The Fast Light Tool Kit ("FLTK", pronounced "fulltick") is a cross-platform C++ GUI toolkit for UNIX®/Linux® (X11), Microsoft® Windows®, and MacOS® X. FLTK provides modern GUI functionality without the bloat and supports 3D graphics via OpenGL® and its built-in GLUT emulation. It was originally developed by Mr. Bill Spitzak and is currently maintained by a small group of developers across the world with a central repository in the US.
It has always been Bill's belief that the GUI API of all modern systems is much too high level. Toolkits (even FLTK) are not what should be provided and documented as part of an operating system. The system only has to provide arbitrary shaped but featureless windows, a powerful set of graphics drawing calls, and a simple unalterable method of delivering events to the owners of the windows. NeXT (if you ignored NextStep) provided this, but they chose to hide it and tried to push their own baroque toolkit instead.
Many of the ideas in FLTK were developed on a NeXT (but not using NextStep) in 1987 in a C toolkit Bill called "views". Here he came up with passing events downward in the tree and having the handle routine return a value indicating whether it used the event, and the table-driven menus. In general he was trying to prove that complex UI ideas could be entirely implemented in a user space toolkit, with no knowledge or support by the system.
After going to film school for a few years, Bill worked at Sun Microsystems on the (doomed) NeWS project. Here he found an even better and cleaner windowing system, and he reimplemented "views" atop that. NeWS did have an unnecessarily complex method of delivering events which hurt it. But the designers did admit that perhaps the user could write just as good of a button as they could, and officially exposed the lower level interface.
With the death of NeWS Bill realized that he would have to live with X. The biggest problem with X is the "window manager", which means that the toolkit can no longer control the window borders or drag the window around.
At Digital Domain Bill discovered another toolkit, "Forms". Forms was similar to his work, but provided many more widgets, since it was used in many real applications, rather then as theoretical work. He decided to use Forms, except he integrated his table-driven menus into it. Several very large programs were created using this version of Forms.
The need to switch to OpenGL and GLX, portability, and a desire to use C++ subclassing required a rewrite of Forms. This produced the first version of FLTK. The conversion to C++ required so many changes it made it impossible to recompile any Forms objects. Since it was incompatible anyway, Bill decided to incorporate his older ideas as much as possible by simplifying the lower level interface and the event passing mechanisim.
Bill received permission to release it for free on the Internet, with the GNU general public license. Response from Internet users indicated that the Linux market dwarfed the SGI and high-speed GL market, so he rewrote it to use X for all drawing, greatly speeding it up on these machines. That is the version you have now.
Digital Domain has since withdrawn support for FLTK. While Bill is no longer able to actively develop it, he still contributes to FLTK in his free time and is a part of the FLTK development team.
FLTK was designed to be statically linked. This was done by splitting it into many small objects and designing it so that functions that are not used do not have pointers to them in the parts that are used, and thus do not get linked in. This allows you to make an easy-to-install program or to modify FLTK to the exact requirements of your application without worrying about bloat. FLTK works fine as a shared library, though, and is now included with several Linux distributions.

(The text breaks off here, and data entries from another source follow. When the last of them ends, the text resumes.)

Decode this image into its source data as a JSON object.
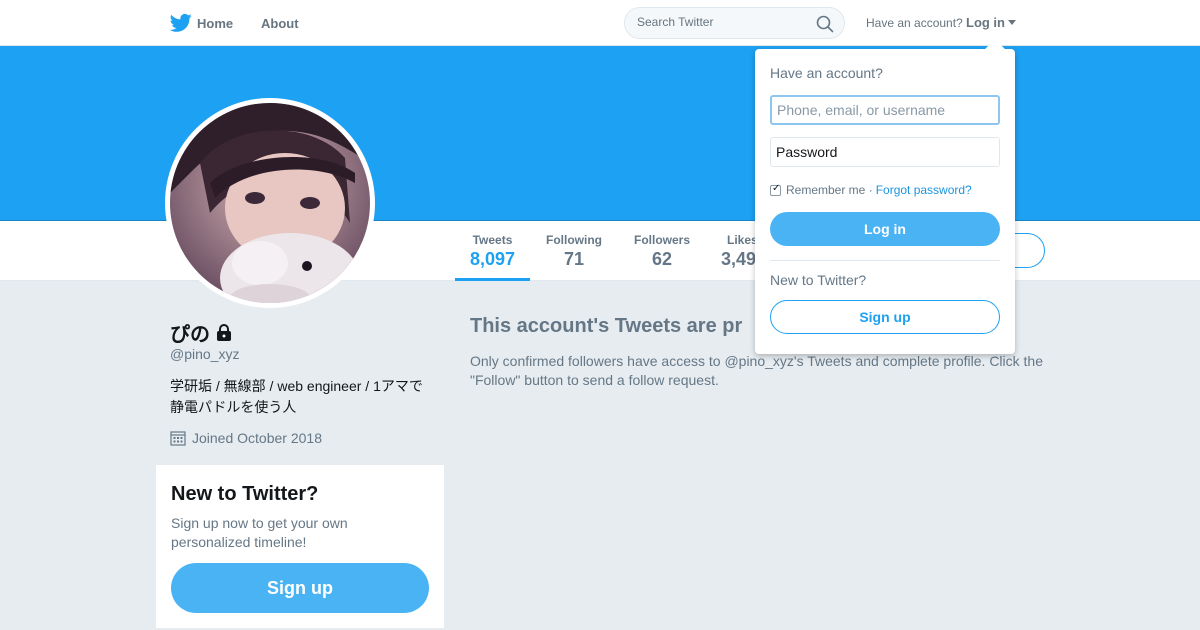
{
  "nav": {
    "home_label": "Home",
    "about_label": "About",
    "search_placeholder": "Search Twitter",
    "have_account": "Have an account?",
    "login_label": "Log in"
  },
  "profile": {
    "name": "ぴの",
    "handle": "@pino_xyz",
    "bio_line1": "学研垢 / 無線部 / web engineer / 1アマで",
    "bio_line2": "静電パドルを使う人",
    "joined": "Joined October 2018"
  },
  "stats": [
    {
      "label": "Tweets",
      "value": "8,097"
    },
    {
      "label": "Following",
      "value": "71"
    },
    {
      "label": "Followers",
      "value": "62"
    },
    {
      "label": "Likes",
      "value": "3,49"
    }
  ],
  "protected": {
    "title": "This account's Tweets are pr",
    "text": "Only confirmed followers have access to @pino_xyz's Tweets and complete profile. Click the \"Follow\" button to send a follow request."
  },
  "new_to_twitter": {
    "title": "New to Twitter?",
    "text": "Sign up now to get your own personalized timeline!",
    "signup_label": "Sign up"
  },
  "login_dropdown": {
    "title": "Have an account?",
    "username_placeholder": "Phone, email, or username",
    "password_placeholder": "Password",
    "remember_label": "Remember me ·",
    "forgot_label": "Forgot password?",
    "login_button": "Log in",
    "new_label": "New to Twitter?",
    "signup_button": "Sign up"
  },
  "colors": {
    "brand": "#1da1f2",
    "button": "#4ab3f4",
    "background": "#e6ecf0"
  }
}
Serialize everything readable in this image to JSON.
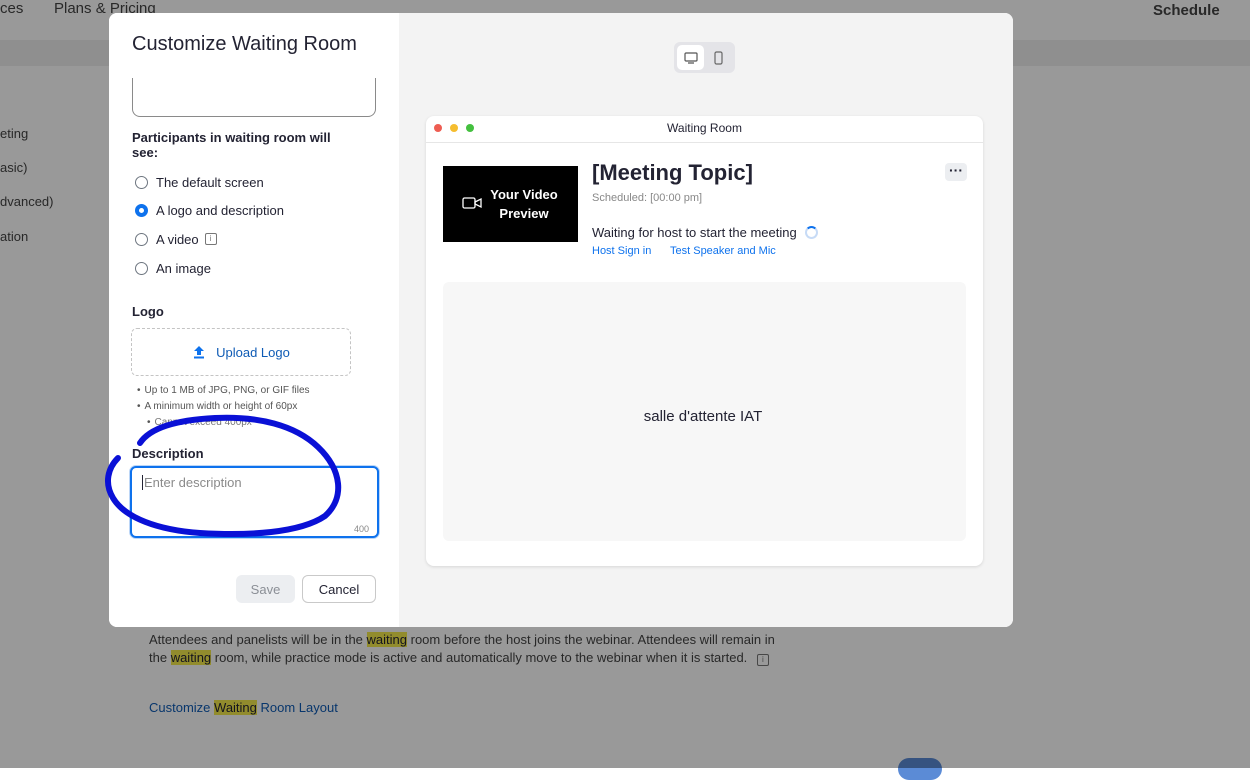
{
  "background": {
    "nav": {
      "left_item": "ces",
      "plans_pricing": "Plans & Pricing",
      "schedule": "Schedule"
    },
    "side_items": [
      "eting",
      "asic)",
      "dvanced)",
      "ation"
    ],
    "description": {
      "part1": "Attendees and panelists will be in the ",
      "hl1": "waiting",
      "part2": " room before the host joins the webinar. Attendees will remain in the ",
      "hl2": "waiting",
      "part3": " room, while practice mode is active and automatically move to the webinar when it is started."
    },
    "link": {
      "before": "Customize ",
      "highlight": "Waiting",
      "after": " Room Layout"
    }
  },
  "modal": {
    "title": "Customize Waiting Room",
    "participants_label": "Participants in waiting room will see:",
    "options": [
      {
        "label": "The default screen",
        "checked": false
      },
      {
        "label": "A logo and description",
        "checked": true
      },
      {
        "label": "A video",
        "checked": false
      },
      {
        "label": "An image",
        "checked": false
      }
    ],
    "logo_label": "Logo",
    "upload_label": "Upload Logo",
    "notes": [
      "Up to 1 MB of JPG, PNG, or GIF files",
      "A minimum width or height of 60px"
    ],
    "notes_occluded": "Cannot exceed 400px",
    "description_label": "Description",
    "description_placeholder": "Enter description",
    "counter": "400",
    "save_label": "Save",
    "cancel_label": "Cancel"
  },
  "preview": {
    "window_title": "Waiting Room",
    "video_text": "Your Video Preview",
    "meeting_topic": "[Meeting Topic]",
    "scheduled": "Scheduled: [00:00 pm]",
    "waiting_text": "Waiting for host to start the meeting",
    "host_sign_in": "Host Sign in",
    "test_speaker": "Test Speaker and Mic",
    "more": "···",
    "content_text": "salle d'attente IAT"
  },
  "colors": {
    "accent": "#0e72ed",
    "link": "#0e5bb5",
    "annotation": "#0a10d6",
    "highlight": "#f4e94c",
    "dot_red": "#ee5d52",
    "dot_yellow": "#f5bd2f",
    "dot_green": "#44c03f"
  },
  "icons": [
    "desktop-icon",
    "mobile-icon",
    "upload-icon",
    "video-camera-icon",
    "info-icon",
    "loading-spinner-icon",
    "more-icon"
  ]
}
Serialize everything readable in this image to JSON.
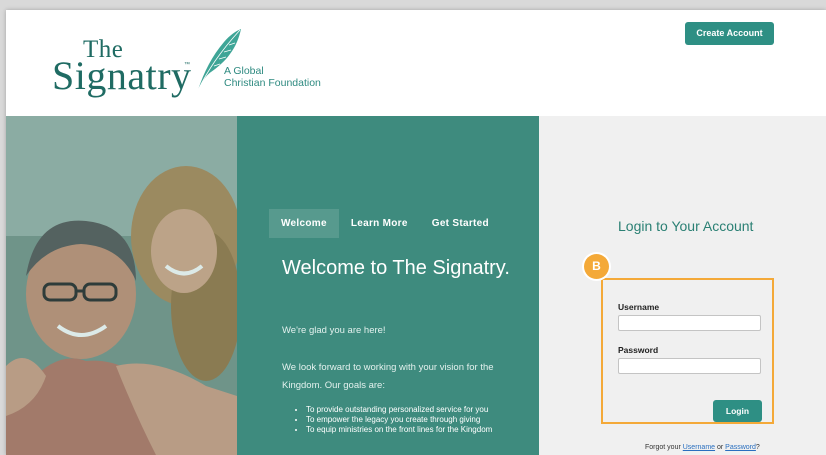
{
  "header": {
    "logo_the": "The",
    "logo_main": "Signatry",
    "logo_tm": "™",
    "tagline_line1": "A Global",
    "tagline_line2": "Christian Foundation",
    "create_account_label": "Create Account"
  },
  "hero": {
    "tabs": [
      {
        "label": "Welcome",
        "active": true
      },
      {
        "label": "Learn More",
        "active": false
      },
      {
        "label": "Get Started",
        "active": false
      }
    ],
    "title": "Welcome to The Signatry.",
    "glad_text": "We're glad you are here!",
    "forward_text": "We look forward to working with your vision for the Kingdom. Our goals are:",
    "goals": [
      "To provide outstanding personalized service for you",
      "To empower the legacy you create through giving",
      "To equip ministries on the front lines for the Kingdom"
    ]
  },
  "login": {
    "title": "Login to Your Account",
    "badge": "B",
    "username_label": "Username",
    "username_value": "",
    "password_label": "Password",
    "password_value": "",
    "login_label": "Login",
    "forgot_prefix": "Forgot your ",
    "forgot_username": "Username",
    "forgot_or": " or ",
    "forgot_password": "Password",
    "forgot_suffix": "?"
  },
  "colors": {
    "brand_teal": "#2e8f84",
    "panel_teal": "#3e8b7e",
    "highlight_orange": "#f4a938",
    "link_blue": "#2a6fbf"
  }
}
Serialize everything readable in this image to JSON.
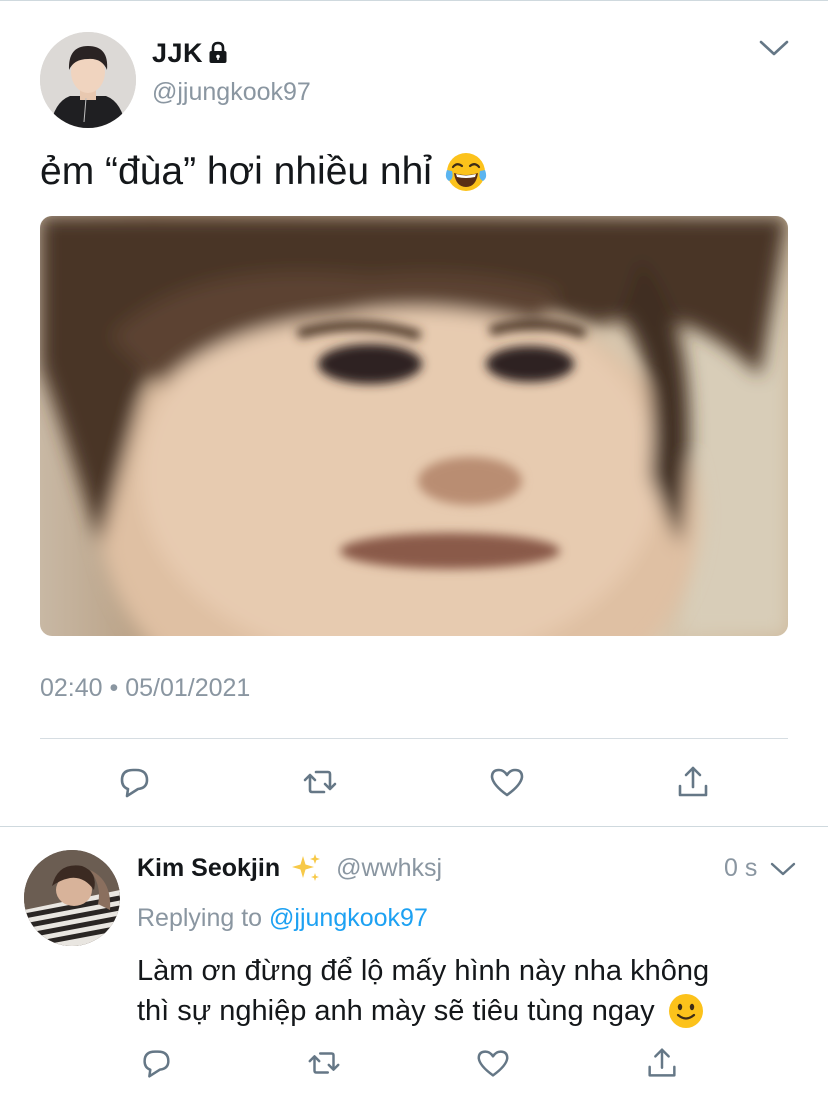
{
  "main_tweet": {
    "display_name": "JJK",
    "handle": "@jjungkook97",
    "text": "ẻm “đùa” hơi nhiều nhỉ",
    "timestamp": "02:40 • 05/01/2021",
    "icons": [
      "lock-icon",
      "chevron-down-icon",
      "reply-icon",
      "retweet-icon",
      "like-icon",
      "share-icon",
      "face-with-tears-of-joy-emoji"
    ]
  },
  "reply_tweet": {
    "display_name": "Kim Seokjin",
    "handle": "@wwhksj",
    "time": "0 s",
    "replying_prefix": "Replying to",
    "replying_handle": "@jjungkook97",
    "text_line1": "Làm ơn đừng để lộ mấy hình này nha không",
    "text_line2": "thì sự nghiệp anh mày sẽ tiêu tùng ngay",
    "icons": [
      "sparkles-icon",
      "chevron-down-icon",
      "reply-icon",
      "retweet-icon",
      "like-icon",
      "share-icon",
      "slightly-smiling-face-emoji"
    ]
  },
  "colors": {
    "text_primary": "#14171a",
    "text_secondary": "#8a96a1",
    "link": "#1da1f2",
    "icon": "#657786",
    "divider": "#d6dde2"
  }
}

Here are some of the core features unique to FLTK:
FLTK comes with complete free source code. FLTK is available under the terms of the GNU Library General Public License with exceptions that allow for static linking. Contrary to popular belief, it can be used in commercial software - even Bill Gates could use it!
The same license applies for pyFLTK; the Windows binary of pyFLTK also include the complete FLTK libraries.
FLTK was originally designed to be compatible with the Forms Library written for SGI machines. In that library all the functions and structures started with "fl_". This naming was extended to all new methods and widgets in the C++ library, and this prefix was taken as the name of the library. It is almost impossible to search for "FL" on the Internet, due to the fact that it is also the abbreviation for Florida. After much debating and searching for a new name for the toolkit, which was already in use by several people, Bill came up with "FLTK", including a bogus excuse that it stands for "The Fast Light Toolkit".